A spokesperson for the British Association of Shooting and Conservation pointed out: “The last week has been extremely damaging for Natural England’s reputation and saying they will review the General licences in the summer does not help solve the mess on their hands at the moment.

“We have said all along that BASC, like other rural organisations, would expect to be part of any review or consultation.”

 

Those who need to protect their land and livelihood from ‘pest’ birds have had to wait over a week for the new, legally complaint general licences to be rolled out.

They argue that this is the most important time of year, as it is when they have newborn livestock and rare birds on their land vulnerable to attack from crows and magpies, and freshly-sown crops are at risk from pigeons.

The Telegraph understands that the review will look at why the group Wild Justice was able to bring the legal challenge in the first place.

A Defra source said: “The Secretary of State’s priority is to fix the problem as soon as possible.

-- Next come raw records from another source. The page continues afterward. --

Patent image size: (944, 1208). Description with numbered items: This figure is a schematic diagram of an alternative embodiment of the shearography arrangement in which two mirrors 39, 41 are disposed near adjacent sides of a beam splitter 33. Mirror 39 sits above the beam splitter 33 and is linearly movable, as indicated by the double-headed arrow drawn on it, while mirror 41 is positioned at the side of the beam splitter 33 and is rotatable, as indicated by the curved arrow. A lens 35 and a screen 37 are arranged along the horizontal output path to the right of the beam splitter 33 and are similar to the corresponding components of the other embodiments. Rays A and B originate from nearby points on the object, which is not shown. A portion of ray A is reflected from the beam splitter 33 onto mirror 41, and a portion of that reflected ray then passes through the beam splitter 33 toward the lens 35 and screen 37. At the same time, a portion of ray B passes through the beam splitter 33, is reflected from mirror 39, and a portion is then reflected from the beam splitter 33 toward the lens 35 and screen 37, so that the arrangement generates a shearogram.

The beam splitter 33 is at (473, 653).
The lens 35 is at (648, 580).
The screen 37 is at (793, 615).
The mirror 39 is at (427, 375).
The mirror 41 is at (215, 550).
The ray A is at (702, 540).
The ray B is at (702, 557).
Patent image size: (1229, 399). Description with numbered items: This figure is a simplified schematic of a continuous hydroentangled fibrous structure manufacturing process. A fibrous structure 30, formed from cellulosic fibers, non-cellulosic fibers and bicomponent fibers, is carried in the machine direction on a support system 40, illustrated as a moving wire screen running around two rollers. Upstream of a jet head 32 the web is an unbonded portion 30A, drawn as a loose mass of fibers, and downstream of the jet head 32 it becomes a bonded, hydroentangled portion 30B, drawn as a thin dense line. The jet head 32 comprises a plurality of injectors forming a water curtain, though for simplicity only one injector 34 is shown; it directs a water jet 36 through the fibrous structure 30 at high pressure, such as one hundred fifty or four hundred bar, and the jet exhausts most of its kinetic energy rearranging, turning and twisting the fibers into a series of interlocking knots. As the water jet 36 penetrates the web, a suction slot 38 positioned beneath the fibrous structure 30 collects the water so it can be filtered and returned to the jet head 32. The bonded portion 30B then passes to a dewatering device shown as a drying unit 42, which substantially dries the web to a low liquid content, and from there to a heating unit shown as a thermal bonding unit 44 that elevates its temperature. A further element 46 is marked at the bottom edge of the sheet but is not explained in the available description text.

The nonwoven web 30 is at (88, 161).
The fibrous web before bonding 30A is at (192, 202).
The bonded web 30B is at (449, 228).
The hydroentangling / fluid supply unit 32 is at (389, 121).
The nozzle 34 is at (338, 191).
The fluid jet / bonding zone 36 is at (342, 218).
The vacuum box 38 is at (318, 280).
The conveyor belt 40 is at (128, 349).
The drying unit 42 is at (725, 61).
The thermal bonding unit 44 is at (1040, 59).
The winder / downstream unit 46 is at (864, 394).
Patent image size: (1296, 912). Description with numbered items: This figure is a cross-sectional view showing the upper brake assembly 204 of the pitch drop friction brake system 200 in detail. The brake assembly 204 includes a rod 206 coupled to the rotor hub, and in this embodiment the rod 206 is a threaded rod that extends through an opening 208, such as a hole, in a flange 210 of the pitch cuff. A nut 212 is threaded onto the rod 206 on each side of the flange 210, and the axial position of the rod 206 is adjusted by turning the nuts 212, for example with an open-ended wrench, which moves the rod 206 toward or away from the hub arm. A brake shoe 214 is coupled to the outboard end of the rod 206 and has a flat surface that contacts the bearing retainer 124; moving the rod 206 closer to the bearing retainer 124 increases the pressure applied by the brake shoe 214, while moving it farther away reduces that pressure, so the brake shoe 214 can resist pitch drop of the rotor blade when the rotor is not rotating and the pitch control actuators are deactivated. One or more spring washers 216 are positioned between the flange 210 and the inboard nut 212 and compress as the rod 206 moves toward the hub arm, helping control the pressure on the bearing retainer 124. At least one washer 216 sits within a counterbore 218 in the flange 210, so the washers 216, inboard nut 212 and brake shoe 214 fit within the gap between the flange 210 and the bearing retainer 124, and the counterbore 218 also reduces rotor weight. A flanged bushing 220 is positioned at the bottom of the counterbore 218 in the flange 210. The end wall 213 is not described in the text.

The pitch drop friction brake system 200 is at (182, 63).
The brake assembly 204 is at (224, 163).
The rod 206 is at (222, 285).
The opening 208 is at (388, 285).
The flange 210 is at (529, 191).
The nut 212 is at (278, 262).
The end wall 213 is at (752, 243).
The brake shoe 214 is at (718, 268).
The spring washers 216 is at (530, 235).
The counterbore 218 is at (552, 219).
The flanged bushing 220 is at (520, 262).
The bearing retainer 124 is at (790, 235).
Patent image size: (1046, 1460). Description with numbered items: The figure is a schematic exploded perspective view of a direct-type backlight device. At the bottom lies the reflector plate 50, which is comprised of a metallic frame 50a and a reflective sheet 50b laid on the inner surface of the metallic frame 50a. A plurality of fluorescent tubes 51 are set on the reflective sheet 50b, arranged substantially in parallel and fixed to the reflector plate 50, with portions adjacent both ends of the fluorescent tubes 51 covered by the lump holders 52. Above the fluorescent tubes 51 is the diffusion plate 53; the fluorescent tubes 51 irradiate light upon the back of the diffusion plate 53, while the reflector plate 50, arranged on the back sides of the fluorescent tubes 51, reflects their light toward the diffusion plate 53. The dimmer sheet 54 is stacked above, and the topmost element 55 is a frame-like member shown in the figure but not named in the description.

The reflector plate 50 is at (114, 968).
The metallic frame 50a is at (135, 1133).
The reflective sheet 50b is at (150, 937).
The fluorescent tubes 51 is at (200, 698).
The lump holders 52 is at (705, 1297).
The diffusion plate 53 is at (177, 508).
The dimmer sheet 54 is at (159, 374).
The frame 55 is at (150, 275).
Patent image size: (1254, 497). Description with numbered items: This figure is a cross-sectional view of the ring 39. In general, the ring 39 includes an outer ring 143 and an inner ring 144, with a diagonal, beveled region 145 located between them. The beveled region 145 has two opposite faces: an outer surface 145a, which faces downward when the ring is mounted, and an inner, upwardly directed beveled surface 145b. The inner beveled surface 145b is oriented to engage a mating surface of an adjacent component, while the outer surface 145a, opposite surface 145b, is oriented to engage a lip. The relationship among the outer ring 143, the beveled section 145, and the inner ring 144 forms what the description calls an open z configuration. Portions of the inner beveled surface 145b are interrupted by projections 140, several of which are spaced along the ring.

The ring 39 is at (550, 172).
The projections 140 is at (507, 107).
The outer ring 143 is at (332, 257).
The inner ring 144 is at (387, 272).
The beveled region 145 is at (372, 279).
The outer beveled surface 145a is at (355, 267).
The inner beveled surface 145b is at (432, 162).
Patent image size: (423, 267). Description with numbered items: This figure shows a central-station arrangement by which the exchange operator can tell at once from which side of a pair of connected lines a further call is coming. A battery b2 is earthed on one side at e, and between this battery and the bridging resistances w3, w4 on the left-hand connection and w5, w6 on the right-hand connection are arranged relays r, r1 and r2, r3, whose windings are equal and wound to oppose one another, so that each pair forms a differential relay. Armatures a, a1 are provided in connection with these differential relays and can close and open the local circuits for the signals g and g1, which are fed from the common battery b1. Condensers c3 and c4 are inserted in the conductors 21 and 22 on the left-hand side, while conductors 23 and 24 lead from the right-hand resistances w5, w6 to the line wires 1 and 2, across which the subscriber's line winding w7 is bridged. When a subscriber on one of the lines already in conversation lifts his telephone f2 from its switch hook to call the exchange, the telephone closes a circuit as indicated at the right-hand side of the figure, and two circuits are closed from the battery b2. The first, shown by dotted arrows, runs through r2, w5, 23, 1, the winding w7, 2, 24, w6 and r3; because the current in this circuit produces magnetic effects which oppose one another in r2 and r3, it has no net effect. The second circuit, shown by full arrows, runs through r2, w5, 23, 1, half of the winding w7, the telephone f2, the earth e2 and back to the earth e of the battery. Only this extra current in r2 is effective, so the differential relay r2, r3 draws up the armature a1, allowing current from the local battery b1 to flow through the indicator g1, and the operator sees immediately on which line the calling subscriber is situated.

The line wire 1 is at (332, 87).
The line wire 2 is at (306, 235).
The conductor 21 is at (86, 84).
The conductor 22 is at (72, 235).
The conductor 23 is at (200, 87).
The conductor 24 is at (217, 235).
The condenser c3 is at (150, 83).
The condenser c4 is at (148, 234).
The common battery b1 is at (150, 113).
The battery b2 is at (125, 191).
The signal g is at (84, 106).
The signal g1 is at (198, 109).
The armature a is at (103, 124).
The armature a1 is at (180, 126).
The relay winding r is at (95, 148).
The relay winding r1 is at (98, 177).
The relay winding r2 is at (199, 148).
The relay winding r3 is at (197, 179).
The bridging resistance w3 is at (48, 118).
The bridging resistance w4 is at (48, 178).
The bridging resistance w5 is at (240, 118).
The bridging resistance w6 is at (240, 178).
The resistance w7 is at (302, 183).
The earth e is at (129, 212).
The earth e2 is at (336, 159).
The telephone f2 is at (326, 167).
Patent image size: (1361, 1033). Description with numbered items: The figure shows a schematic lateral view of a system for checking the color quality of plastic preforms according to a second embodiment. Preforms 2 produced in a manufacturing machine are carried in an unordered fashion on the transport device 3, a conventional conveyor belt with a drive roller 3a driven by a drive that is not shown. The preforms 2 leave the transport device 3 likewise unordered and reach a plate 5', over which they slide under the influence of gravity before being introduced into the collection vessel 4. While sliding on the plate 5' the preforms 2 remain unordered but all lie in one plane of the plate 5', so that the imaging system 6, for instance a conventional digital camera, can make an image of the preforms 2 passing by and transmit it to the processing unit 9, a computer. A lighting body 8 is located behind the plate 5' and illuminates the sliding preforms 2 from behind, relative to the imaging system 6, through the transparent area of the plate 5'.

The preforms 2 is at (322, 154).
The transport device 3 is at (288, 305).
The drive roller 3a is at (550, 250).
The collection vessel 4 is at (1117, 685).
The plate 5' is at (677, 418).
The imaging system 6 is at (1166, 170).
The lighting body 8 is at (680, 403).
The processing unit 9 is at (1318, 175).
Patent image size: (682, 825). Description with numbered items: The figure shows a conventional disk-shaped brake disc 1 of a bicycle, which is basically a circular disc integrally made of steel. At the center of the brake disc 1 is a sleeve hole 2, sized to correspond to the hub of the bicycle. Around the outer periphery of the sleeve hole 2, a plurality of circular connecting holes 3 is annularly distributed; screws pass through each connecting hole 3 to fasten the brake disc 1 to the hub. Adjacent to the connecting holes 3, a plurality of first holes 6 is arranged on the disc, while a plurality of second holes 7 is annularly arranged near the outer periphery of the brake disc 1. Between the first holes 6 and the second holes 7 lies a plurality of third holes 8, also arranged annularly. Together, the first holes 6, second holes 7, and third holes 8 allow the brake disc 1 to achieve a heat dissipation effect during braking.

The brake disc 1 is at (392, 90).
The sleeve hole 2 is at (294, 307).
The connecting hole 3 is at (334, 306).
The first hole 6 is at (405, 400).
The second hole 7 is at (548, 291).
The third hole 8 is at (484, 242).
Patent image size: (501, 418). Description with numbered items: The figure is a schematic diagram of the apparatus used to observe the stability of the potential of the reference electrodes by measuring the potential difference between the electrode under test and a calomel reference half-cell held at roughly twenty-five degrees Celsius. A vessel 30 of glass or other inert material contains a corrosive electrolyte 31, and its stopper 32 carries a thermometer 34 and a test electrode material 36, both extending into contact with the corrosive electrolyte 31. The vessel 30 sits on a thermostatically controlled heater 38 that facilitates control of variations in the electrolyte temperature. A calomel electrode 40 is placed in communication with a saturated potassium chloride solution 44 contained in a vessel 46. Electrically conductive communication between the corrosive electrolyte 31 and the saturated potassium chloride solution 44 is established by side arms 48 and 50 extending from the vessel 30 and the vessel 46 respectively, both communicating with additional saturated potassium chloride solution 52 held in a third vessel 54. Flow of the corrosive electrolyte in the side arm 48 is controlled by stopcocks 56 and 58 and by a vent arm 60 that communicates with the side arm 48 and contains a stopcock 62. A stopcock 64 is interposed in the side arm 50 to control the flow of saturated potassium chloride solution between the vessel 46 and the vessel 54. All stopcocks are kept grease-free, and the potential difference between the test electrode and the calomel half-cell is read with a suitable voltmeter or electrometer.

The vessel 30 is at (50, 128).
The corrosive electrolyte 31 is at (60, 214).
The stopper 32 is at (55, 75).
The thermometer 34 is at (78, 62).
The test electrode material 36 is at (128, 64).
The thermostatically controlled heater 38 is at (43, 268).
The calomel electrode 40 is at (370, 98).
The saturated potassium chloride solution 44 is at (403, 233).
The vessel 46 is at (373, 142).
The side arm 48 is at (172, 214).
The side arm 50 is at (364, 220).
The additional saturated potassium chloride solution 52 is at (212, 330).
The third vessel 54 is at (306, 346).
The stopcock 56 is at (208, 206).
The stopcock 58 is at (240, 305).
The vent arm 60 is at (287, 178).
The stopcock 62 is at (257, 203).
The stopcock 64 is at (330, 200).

He has asked officials to investigate what went wrong, why, and how similar errors can be prevented in future.”

Mr Packham, who has argued for tighter regulation on shooting of birds, said he had a “helpful exchange of ideas” with the environment secretary, and that the pair discussed the “need for more regulation in environmental care .”

Mr Gove has also met Tim Bonner, from the Countryside Alliance, to hear his concerns about the fiasco. He spoke to Amanda Anderson, director of the Moorland Association, on Tuesday.

Mr Gove’s department is also planning to launch a broader review of general licences later this summer.

It could be weeks until the new licences are released, as Natural England works to make sure the new pieces of legislation are not susceptible to a similar legal challenge.

Marian Spain, the Interim Chief Executive of Natural England, said: “We plan to issue further licences this week and over the coming weeks, subject to assessment. We are prioritising those species and circumstances most likely to require urgent control at this time of year, so that users can continue to operate within the law.”